Calino de Éfeso (~ 720 – 660 aC) era um poeta grego nascido em Éfeso, cidade tida como o berço da civilização ocidental, na Ásia Menor. Foi um dos primeiros poetas líricos gregos conhecidos e que viveu nos séculos VIII e VII aC. Terá participado nas lutas da sua cidade contra os Magnésios da Ásia Menor e contra os Cimérios, no final do século VIII aC. Escreveu, assim, poemas patrióticos de temática bélica, onde encorajava os compatriotas na guerra contra os inimigos, sendo considerado o criador do género. Escreveu também a primeira elegia conhecida, supostamente para ser recitada com acompanhamento melódico de flauta. Era honroso lutar pela sua família e pela cidade, pois a morte bate à porta de todos.
Pelos poucos fragmentos que chegaram até nós, foi um dos mais antigos poetas líricos gregos, fortemente influente na poesia épica e com uma linguagem homérica. As fontes dos fragmentos dos seus poemas são notadamente das citações de escritores posteriores e de vários papiros conservados nos museus de Londres, Berlim e Paris.
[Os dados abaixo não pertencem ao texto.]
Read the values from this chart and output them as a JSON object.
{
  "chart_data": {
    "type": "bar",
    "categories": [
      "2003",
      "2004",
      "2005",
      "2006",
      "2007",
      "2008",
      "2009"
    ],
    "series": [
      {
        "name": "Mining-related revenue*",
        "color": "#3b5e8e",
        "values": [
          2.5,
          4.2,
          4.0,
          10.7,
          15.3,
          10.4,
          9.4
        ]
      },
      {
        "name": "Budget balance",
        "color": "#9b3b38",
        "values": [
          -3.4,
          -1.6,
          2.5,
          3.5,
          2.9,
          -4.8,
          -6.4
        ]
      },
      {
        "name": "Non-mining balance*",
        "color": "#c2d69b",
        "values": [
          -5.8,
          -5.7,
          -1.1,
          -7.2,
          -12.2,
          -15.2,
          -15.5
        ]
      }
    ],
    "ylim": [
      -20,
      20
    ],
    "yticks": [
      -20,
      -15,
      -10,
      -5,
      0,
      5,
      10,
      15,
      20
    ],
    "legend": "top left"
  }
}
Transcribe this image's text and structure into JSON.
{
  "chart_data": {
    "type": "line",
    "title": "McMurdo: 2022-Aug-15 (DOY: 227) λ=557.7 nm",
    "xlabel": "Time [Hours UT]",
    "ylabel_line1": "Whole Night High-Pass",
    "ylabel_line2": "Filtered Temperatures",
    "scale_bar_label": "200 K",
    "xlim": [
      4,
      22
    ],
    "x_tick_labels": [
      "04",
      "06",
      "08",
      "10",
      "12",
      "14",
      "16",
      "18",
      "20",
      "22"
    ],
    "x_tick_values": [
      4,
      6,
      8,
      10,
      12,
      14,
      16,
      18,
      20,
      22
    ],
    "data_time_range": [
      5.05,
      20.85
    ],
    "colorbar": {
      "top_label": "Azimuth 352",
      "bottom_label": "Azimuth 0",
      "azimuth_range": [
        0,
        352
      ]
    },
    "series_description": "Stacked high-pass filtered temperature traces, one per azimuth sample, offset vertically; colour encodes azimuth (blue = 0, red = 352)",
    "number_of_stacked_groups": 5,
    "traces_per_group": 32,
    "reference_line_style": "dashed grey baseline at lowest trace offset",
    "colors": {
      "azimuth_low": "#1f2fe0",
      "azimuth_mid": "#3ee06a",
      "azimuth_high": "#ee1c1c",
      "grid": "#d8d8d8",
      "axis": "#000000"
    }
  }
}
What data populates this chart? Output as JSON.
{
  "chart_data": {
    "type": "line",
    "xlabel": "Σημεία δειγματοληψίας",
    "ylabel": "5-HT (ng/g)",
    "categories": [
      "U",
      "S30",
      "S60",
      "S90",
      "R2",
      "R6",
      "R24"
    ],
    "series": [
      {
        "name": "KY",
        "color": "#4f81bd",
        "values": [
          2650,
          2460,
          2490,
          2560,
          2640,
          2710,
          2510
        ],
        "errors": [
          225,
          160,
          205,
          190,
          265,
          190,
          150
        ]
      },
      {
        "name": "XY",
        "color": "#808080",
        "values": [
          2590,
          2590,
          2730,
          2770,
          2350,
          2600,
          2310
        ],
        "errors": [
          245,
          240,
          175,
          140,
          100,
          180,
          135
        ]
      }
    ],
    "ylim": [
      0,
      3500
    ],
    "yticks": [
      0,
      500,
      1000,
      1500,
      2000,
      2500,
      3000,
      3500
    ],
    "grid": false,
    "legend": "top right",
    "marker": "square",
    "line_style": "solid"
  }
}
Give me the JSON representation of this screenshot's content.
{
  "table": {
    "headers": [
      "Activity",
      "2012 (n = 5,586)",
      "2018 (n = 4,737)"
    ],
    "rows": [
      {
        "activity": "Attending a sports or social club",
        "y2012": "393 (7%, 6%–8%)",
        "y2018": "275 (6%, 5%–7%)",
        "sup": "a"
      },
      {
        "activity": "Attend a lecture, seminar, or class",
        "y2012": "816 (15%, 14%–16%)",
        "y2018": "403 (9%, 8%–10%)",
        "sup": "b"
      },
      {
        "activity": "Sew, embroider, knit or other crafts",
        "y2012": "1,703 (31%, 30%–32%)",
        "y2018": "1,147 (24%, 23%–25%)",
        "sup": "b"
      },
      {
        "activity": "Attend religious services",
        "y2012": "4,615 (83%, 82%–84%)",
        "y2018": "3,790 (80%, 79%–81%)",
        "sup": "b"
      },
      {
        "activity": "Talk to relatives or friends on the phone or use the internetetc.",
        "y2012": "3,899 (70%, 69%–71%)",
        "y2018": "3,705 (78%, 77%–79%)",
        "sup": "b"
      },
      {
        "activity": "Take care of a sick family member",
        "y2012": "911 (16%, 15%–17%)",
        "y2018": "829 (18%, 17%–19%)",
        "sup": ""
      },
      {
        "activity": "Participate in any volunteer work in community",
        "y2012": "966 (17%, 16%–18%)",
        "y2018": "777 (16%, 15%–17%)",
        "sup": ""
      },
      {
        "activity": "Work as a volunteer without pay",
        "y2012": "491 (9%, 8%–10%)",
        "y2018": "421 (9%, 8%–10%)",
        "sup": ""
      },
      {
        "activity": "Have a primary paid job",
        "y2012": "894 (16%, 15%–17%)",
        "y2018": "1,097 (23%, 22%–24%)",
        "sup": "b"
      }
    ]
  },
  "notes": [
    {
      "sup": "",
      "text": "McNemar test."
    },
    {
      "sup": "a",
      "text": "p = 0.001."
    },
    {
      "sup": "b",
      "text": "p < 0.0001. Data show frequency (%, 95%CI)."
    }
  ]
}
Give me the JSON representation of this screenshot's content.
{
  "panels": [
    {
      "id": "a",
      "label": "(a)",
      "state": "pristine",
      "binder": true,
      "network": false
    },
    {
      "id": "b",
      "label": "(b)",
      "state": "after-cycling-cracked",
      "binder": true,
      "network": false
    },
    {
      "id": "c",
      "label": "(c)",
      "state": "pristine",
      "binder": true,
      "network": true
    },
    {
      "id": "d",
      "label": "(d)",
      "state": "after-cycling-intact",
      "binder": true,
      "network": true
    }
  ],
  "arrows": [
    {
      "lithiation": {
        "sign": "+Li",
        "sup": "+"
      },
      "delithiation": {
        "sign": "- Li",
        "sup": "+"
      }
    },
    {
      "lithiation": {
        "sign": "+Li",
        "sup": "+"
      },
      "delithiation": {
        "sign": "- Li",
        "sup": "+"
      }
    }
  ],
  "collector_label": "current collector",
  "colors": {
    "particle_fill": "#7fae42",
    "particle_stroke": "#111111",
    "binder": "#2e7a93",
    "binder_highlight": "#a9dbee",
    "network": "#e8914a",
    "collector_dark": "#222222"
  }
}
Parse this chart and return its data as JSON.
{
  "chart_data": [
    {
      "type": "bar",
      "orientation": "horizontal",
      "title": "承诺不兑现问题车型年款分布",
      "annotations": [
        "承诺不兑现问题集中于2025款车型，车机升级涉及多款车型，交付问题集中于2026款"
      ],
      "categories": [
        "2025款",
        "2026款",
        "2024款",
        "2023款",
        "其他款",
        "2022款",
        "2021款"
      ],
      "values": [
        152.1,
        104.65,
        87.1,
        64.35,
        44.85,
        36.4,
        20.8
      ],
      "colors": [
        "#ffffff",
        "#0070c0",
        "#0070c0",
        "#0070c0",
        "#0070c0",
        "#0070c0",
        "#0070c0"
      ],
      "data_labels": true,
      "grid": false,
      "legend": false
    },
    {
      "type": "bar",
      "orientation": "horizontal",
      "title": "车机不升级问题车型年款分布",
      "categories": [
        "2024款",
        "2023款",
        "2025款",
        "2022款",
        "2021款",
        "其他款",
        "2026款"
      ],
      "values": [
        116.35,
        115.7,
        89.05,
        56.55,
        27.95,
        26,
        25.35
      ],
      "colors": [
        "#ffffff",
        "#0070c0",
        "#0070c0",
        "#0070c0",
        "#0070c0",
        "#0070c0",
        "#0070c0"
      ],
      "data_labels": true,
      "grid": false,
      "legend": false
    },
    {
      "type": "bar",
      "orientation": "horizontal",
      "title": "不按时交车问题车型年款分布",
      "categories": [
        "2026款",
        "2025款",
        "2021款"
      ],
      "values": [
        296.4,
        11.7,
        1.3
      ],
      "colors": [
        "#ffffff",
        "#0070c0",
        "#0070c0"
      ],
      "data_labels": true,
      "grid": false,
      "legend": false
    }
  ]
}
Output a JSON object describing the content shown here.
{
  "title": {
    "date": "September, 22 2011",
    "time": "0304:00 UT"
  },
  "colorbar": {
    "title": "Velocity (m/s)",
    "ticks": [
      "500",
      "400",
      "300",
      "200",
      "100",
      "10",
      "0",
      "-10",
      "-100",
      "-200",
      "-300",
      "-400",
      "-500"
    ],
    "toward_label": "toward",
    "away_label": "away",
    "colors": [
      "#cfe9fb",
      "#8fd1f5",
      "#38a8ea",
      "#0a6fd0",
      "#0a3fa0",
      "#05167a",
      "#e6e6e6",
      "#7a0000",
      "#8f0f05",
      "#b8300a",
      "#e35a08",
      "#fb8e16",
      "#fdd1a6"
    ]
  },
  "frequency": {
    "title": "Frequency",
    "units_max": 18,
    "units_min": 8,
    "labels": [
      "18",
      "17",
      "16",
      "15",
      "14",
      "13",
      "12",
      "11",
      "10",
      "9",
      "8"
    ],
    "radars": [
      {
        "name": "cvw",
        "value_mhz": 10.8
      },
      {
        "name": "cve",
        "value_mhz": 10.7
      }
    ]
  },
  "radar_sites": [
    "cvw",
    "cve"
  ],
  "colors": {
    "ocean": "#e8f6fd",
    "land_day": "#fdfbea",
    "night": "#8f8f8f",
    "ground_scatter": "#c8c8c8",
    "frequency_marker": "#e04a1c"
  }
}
Apesar de ser considerado o mais antigo poeta lírico conhecido, há outros dois poetas que surgiram durante o século VII aC, portanto, seus contemporâneos: Arquíloco de Paros e Tirteu de Esparta, este ligado às guerras entre Esparta e Messénia, na segunda metade do século.
Cícero (Arpino, 3 de janeiro de 106 aC – Formia, 7 de dezembro de 43 aC), filósofo, orador, escritor, advogado e político romano, é visto como uma das mentes mais versáteis da antiga Roma. Apresentou aos romanos as escolas filosóficas gregas e criou o vocabulário filosófico latino, notabilizando-se como linguista, tradutor e filósofo, orador impressionante e advogado de sucesso. Apesar de sonhar com uma carreira política, em que não logrou grande brilhantismo, ficou célebre pelo seu humanismo expresso nas suas produções filosóficas e políticas, sob a forma de cartas, tratados e discursos.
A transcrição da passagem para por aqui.